Konflik yang telah berlangsung selama berbulan-bulan ini berpusat pada tuntutan Pentagon agar Anthropic menghapus batasan etika tambahan pada model AI mereka. Pemerintah menuntut perusahaan untuk menyetujui klausul "penggunaan sah" tanpa batasan spesifik dari pihak pengembang, sementara Anthropic tetap mempertahankan "garis merah" terhadap penggunaan model Claude untuk pengembangan senjata otonom sepenuhnya dan sistem pengawasan domestik. Pentagon, yang baru-baru ini berganti nama menjadi Departemen Peperangan (Department of War) di bawah pemerintahan Trump, menganggap batasan tersebut sebagai hambatan strategis yang tidak perlu bagi pertahanan nasional.
Poin Utama Perselisihan:
- Otonomi Senjata: Anthropic menilai AI saat ini belum cukup andal untuk sistem senjata sepenuhnya otonom tanpa pengawasan manusia, sementara militer menginginkan kebebasan penggunaan teknologi.
- Garis Merah Etika: CEO Anthropic, Dario Amodei, menekankan bahwa AI dapat merusak nilai-nilai demokratis jika digunakan dalam intelijen massal tanpa filter hukum yang kuat.
- Sanksi Bisnis: Pentagon mengancam akan menetapkan Anthropic sebagai risiko rantai pasok, status yang biasanya diperuntukkan bagi entitas dari negara musuh, guna memutus akses perusahaan ke kontraktor besar seperti Lockheed Martin.
Ketegangan ini menunjukkan pergeseran paradigma di mana pemerintah mulai menggunakan instrumen hukum yang agresif, termasuk kemungkinan pemakaian Defense Production Act, untuk memaksa sektor swasta tunduk pada kepentingan pertahanan.

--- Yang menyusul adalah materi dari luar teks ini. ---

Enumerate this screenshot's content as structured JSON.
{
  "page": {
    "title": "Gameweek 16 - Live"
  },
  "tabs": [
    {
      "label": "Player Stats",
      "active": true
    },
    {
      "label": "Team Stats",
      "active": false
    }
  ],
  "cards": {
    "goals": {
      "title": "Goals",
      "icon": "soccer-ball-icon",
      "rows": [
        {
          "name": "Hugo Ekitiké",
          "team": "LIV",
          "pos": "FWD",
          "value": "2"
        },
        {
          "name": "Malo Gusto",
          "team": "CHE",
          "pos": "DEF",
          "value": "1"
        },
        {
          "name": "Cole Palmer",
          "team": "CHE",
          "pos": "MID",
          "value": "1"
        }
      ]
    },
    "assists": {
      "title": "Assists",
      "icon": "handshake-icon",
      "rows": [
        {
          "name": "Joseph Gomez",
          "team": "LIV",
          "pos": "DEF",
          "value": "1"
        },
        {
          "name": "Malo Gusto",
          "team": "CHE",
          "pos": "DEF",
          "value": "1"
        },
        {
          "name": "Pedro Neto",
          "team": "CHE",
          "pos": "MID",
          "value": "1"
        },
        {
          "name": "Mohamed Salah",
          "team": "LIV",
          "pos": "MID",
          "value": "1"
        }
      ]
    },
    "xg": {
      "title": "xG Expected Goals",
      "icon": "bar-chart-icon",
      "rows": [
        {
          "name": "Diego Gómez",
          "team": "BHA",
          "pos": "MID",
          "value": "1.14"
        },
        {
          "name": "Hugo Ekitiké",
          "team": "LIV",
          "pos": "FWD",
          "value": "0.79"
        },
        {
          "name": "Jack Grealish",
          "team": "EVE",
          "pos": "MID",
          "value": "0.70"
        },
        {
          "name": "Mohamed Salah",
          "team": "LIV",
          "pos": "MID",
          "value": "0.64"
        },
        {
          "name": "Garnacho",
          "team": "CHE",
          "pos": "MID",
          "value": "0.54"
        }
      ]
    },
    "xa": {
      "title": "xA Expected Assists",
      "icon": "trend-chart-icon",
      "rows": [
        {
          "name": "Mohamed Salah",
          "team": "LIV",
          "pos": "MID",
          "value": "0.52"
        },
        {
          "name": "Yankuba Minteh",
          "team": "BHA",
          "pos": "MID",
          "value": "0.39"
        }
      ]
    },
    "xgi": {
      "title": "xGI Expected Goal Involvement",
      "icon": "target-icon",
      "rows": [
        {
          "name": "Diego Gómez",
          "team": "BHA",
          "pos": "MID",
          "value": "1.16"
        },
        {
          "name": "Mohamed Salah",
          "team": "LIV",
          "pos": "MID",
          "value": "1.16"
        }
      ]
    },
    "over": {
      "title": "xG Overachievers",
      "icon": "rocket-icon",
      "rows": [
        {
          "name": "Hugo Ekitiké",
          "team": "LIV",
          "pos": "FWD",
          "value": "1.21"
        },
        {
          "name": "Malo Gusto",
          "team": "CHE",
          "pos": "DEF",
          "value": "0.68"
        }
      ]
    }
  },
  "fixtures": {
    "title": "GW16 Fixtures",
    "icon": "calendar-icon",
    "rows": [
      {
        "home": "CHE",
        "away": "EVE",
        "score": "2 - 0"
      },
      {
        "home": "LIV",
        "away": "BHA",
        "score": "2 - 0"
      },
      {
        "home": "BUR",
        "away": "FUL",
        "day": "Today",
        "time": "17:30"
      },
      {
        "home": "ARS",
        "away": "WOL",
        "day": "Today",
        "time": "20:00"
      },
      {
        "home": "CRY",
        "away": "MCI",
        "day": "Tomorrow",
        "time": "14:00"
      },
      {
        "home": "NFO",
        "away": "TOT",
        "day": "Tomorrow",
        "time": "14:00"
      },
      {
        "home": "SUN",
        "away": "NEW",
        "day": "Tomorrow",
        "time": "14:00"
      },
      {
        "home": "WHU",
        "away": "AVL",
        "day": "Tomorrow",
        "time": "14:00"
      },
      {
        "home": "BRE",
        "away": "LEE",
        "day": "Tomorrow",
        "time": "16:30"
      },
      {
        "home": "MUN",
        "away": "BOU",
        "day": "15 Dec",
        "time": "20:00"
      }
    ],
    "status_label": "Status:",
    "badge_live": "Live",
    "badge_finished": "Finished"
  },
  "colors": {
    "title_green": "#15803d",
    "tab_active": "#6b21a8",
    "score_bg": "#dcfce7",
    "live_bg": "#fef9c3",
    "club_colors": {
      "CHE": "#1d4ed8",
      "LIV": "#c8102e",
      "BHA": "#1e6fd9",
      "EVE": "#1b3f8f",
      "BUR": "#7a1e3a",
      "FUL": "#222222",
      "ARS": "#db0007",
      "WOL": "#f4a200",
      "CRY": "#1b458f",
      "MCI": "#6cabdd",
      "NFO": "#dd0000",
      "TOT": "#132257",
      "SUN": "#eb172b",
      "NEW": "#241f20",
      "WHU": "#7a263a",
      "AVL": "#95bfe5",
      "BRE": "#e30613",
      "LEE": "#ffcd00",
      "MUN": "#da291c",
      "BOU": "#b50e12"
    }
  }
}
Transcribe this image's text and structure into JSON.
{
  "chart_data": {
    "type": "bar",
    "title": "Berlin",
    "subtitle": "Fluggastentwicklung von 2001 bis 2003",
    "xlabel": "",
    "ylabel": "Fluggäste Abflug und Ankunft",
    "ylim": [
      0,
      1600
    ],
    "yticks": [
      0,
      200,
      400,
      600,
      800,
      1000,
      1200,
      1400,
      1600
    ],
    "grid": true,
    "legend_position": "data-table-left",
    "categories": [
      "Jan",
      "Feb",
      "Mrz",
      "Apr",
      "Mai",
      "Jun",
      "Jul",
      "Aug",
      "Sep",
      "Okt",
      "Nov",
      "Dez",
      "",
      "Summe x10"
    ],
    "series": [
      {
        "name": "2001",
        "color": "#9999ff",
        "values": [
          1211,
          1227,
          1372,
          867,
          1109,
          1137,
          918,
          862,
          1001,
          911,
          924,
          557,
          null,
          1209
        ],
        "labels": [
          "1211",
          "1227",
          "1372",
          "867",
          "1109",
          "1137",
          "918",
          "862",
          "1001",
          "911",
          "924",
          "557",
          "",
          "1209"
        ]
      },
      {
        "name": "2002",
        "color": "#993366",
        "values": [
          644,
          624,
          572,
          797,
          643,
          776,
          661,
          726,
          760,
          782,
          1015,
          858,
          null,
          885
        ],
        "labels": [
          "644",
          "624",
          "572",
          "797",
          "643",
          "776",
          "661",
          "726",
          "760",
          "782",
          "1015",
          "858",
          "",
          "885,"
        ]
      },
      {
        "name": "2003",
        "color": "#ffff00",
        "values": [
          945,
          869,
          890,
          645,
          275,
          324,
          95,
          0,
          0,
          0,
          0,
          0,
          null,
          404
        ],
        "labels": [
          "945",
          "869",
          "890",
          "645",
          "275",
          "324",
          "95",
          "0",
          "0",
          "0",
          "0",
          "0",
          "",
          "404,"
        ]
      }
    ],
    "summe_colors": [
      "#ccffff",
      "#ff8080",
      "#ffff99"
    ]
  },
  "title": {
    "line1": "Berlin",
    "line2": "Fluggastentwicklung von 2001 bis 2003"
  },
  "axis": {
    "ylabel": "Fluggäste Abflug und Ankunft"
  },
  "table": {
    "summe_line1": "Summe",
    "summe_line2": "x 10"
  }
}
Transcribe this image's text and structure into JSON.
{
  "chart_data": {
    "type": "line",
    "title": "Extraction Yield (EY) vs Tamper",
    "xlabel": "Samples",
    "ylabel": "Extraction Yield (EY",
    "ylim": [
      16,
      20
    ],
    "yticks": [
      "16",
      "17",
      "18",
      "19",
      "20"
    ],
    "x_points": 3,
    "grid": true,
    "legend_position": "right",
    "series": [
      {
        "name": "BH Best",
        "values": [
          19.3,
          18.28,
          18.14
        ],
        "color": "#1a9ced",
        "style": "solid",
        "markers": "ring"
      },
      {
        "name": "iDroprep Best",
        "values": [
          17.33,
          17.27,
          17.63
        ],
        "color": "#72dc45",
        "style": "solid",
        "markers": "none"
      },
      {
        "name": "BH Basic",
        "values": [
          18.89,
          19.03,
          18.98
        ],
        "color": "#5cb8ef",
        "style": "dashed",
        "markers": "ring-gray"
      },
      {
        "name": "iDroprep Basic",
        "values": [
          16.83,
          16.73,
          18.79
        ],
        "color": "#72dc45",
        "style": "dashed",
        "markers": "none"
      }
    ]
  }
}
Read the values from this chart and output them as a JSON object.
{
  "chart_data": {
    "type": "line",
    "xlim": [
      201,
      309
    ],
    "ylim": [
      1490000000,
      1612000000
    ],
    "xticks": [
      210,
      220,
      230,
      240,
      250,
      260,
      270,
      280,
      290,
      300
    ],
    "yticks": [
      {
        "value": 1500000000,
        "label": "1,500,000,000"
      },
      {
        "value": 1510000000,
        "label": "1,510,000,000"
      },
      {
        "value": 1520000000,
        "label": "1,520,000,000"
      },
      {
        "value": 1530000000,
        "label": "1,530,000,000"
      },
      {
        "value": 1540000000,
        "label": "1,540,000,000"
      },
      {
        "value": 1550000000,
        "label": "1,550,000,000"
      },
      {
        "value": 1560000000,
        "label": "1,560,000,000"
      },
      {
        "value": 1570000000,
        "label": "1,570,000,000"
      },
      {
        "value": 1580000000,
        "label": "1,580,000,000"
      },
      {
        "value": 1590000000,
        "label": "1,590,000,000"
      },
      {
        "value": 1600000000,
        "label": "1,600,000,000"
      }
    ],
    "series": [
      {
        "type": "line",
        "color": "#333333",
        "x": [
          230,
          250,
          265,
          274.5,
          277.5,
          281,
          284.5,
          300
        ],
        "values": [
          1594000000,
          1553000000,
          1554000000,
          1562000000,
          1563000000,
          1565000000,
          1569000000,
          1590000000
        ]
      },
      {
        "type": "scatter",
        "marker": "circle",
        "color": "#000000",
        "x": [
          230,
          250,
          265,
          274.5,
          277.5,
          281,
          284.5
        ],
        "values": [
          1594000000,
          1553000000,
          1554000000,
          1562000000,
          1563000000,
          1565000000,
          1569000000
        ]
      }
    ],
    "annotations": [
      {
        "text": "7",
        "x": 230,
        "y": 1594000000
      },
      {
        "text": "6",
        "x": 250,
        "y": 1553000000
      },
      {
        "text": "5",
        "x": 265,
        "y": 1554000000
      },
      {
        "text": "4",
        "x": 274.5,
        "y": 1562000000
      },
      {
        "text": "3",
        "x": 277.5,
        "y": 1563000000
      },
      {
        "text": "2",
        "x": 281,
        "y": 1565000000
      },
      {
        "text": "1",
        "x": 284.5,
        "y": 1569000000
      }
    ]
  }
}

Anthropic, yang memiliki nilai kontrak mencapai $200 juta dengan militer melalui Amazon, kini berada dalam posisi terjepit antara menjaga integritas etika atau menghadapi penutupan akses pasar pertahanan AS yang sangat besar.
Secara objektif, hasil dari ultimatum ini akan menentukan standar operasional bagi seluruh laboratorium AI lain seperti OpenAI dan Google dalam berinteraksi dengan militer. Jika Anthropic tunduk, maka kendali atas etika perang AI akan berpindah sepenuhnya dari tangan ilmuwan ke tangan komando militer. Sebaliknya, jika tetap bertahan, industri pertahanan AS mungkin akan menghadapi disrupsi rantai pasok teknologi yang signifikan di tengah perlombaan senjata AI global.